再び落合監督の体が、宙に舞った。53年ぶりの日本一から10日。球団初の国際大会でアジア王座をつかんで4度舞った。落合監督は「この重圧はペナント、日本シリーズとは違った。この4試合でアジアの力はほとんどないくらいじゃないですか。各国のリーグ王者はやっぱり強い。今は勝ってホッとしている」と胸をなで下ろした。
シーズン同様、苦しい戦いだった。予選リーグ初戦で敗れたSKとの雪辱マッチ。初回に先発山井が2失点。同シリーズで4試合連続の先制点を許す展開となった。井上のソロ、李の2ランなどで一時は5-3とリードしたものの、8回に岡本が同点2ランを浴びた。

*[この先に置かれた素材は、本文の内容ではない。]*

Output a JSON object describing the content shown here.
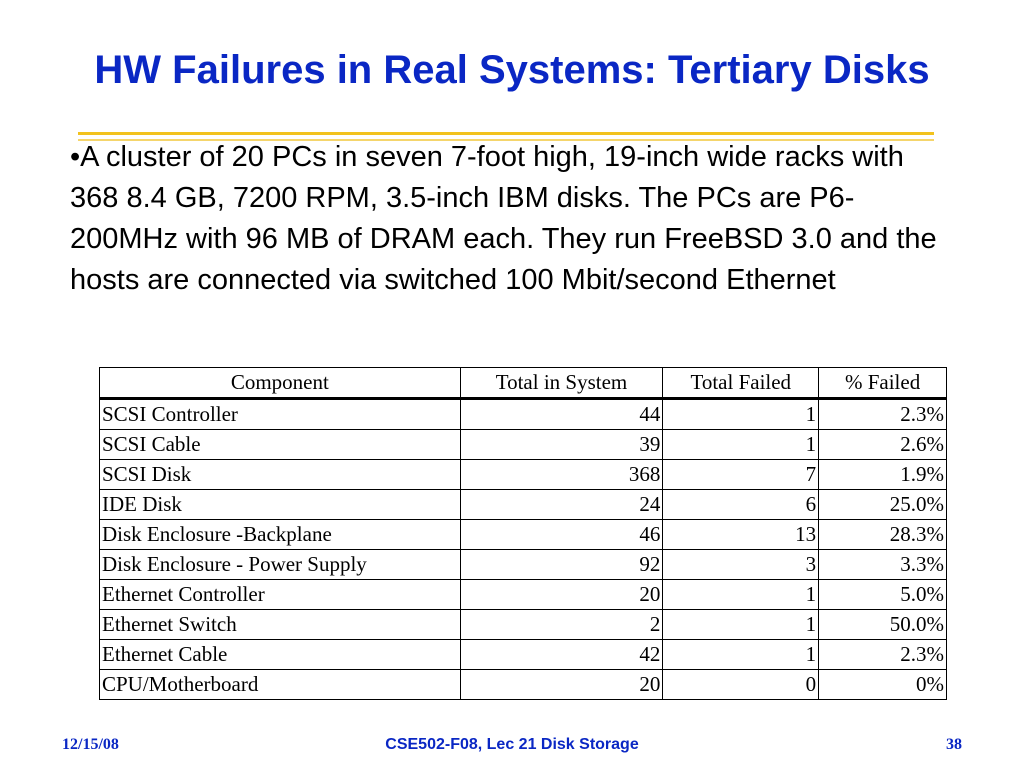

だが9回2死二塁から井端が中前適時打を放って勝ち越し。最後は守護神・岩瀬がキッチリ締めた。落合監督は「できることなら岩瀬を使わないでおきたかった。ただいっぱい、いっぱいで、本人が行くというので任せた」。最後まで接戦だったが、日本勢3連覇を果たした。
ペナントレースは2位だった。「負けた悔しさがあったんでしょう」。アジアシリーズも日本勢初黒星を喫する屈辱的なスタート。落合監督はすぐに先発メンバーの入れ替えを敢行、4試合で同じスタメンは1度もなかった。選手の競争意識を刺激して、逆襲の3連勝。「こうやって1年間やってきたから」と口にした。
日本一とアジアの2冠達成だが、「リーグ優勝をしたかったなあという気持ちがある。やるからには完全優勝しないとダメだ」。2年契約のラストイヤーとなる来季はリーグ、日本、アジアの3冠を狙う。【益田一弘】
[2007年11月12日9時52分 紙面から]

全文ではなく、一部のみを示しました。